Son activité, mais aussi sa seule présence, doivent irradier une lumière transmutatrice, don inépuisable de celui qui s’est définitivement relié à l’Être. Citons ici un très beau texte de R. Linssen qui définit admirablement l’idéal à atteindre (Essais sur le Bouddhisme en général et sur le Zen en particulier, La Colombe, 1960, pp. 275-6) :

« L’homme de ‘vue juste’ ne pratique aucun rite, ni ne prie. Il EST, tout simplement, et cela seul suffit. Cela seul suffit car un tel homme est authentiquement le ‘sel de la terre’, par la richesse d’amour, la lucidité et l’harmonie qu’il rayonne d’instant en instant. Un tel homme ne prie plus. Il ne demande rien. Il donne, simplement, spontanément ».

Nous avons, d’hommes de ce type, le besoin le plus urgent. Car, dit le Message Retrouvé, « il y a trop de littérateurs des mystères de l’Unique, et pas assez de saints illuminés, pas assez de sages opératifs » (Louis Cattiaux, Le Message Retrouvé.
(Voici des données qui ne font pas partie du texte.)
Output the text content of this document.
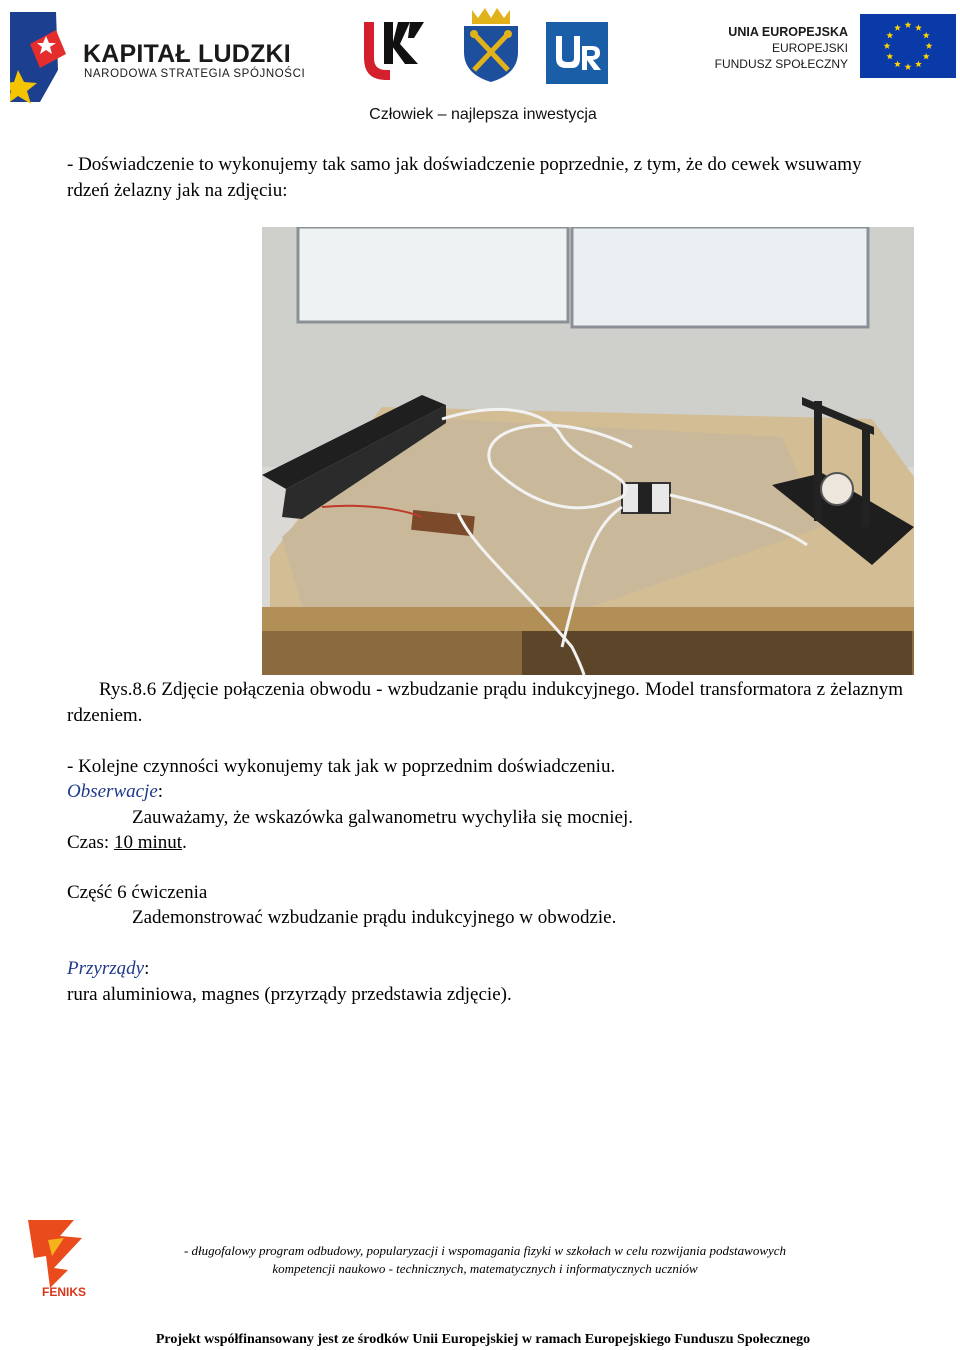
KAPITAŁ LUDZKI
NARODOWA STRATEGIA SPÓJNOŚCI
UNIA EUROPEJSKA
EUROPEJSKI
FUNDUSZ SPOŁECZNY
Człowiek – najlepsza inwestycja
- Doświadczenie to wykonujemy tak samo jak doświadczenie poprzednie, z tym, że do cewek wsuwamy rdzeń żelazny jak na zdjęciu:
Rys.8.6 Zdjęcie połączenia obwodu - wzbudzanie prądu indukcyjnego. Model transformatora z żelaznym rdzeniem.
- Kolejne czynności wykonujemy tak jak w poprzednim doświadczeniu.
Obserwacje:
Zauważamy, że wskazówka galwanometru wychyliła się mocniej.
Czas: 10 minut.
Część 6 ćwiczenia
Zademonstrować wzbudzanie prądu indukcyjnego w obwodzie.
Przyrządy:
rura aluminiowa, magnes (przyrządy przedstawia zdjęcie).
FENIKS
- długofalowy program odbudowy, popularyzacji i wspomagania fizyki w szkołach w celu rozwijania podstawowych
kompetencji naukowo - technicznych, matematycznych i informatycznych uczniów
Projekt współfinansowany jest ze środków Unii Europejskiej w ramach Europejskiego Funduszu Społecznego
Bruxelles, 1978, XXIII, 24).

Proposons une définition qui, sans être exhaustive, soit claire et utile: le vrai gnostique est essentiellement un être obéissant, flamboyant, et surconscient; l’énergie qu’il déploie est à la fois pérégrinante et transfigurante.

OBÉISSANT, c’est-à-dire capable de répondre à l’appel du Divin, à l’ »Impératif créateur » (perçu dans le silence); capable d’orienter sa volonté sur le Oui absolu (Aum, ou Amen), de devenir un pur miroir de la Majesté et de la Beauté suprêmes, de laisser agir Dieu en lui et circuler Ses énergies à travers lui; capable de tout utiliser pour le bien, d’adhérer à la Loi de manière à se faire maître de la Loi, et ainsi d’acquérir la puissance du « Libre Esprit ».

FLAMBOYANT, c’est-à-dire connaisseur du Feu sacré qui est l’Âme du Monde et qui unit le Cœur à la Déité; adepte de la voie fulgurante ou « Sentier direct » qui, par l’ »Alliance du Feu » entre l’ascèse ardente et l’Amour infini, alchimise la personne tout entière; et manifestation de l’éternel « Homme de Lumière » qui est aussi le Fils unique de Dieu (Cf., dans 3e Millénaire 12, notre étude « Le Feu, ou l’unicité de l’Énergie »).

SURCONSCIENT, parce que, visant à transcender tout ce qui est limité et conditionné, et principalement à passer par-delà les dualités, il possède le secret de l’outil dialectique complet — à six pôles, selon R.Abellio — qui lui permet d’accéder au « maitre point ontologique », à la perception supérieure, au « regard divin », à la sérénité tout-accomplissante du Logos (cf. le Christ Pantocrator de Cefalu).

Triple victoire: du Vouloir (obéissant), de l’Amour (flamboyant), de l’Intellect (surconscient), qui abolit le mal — en  tant que rupture énergétique et séparation ontologique — par l’insertion de la personne dans le circuit des Forces divines et la communauté des Je divins, et qui se déploie alors librement en énergie incommensurable.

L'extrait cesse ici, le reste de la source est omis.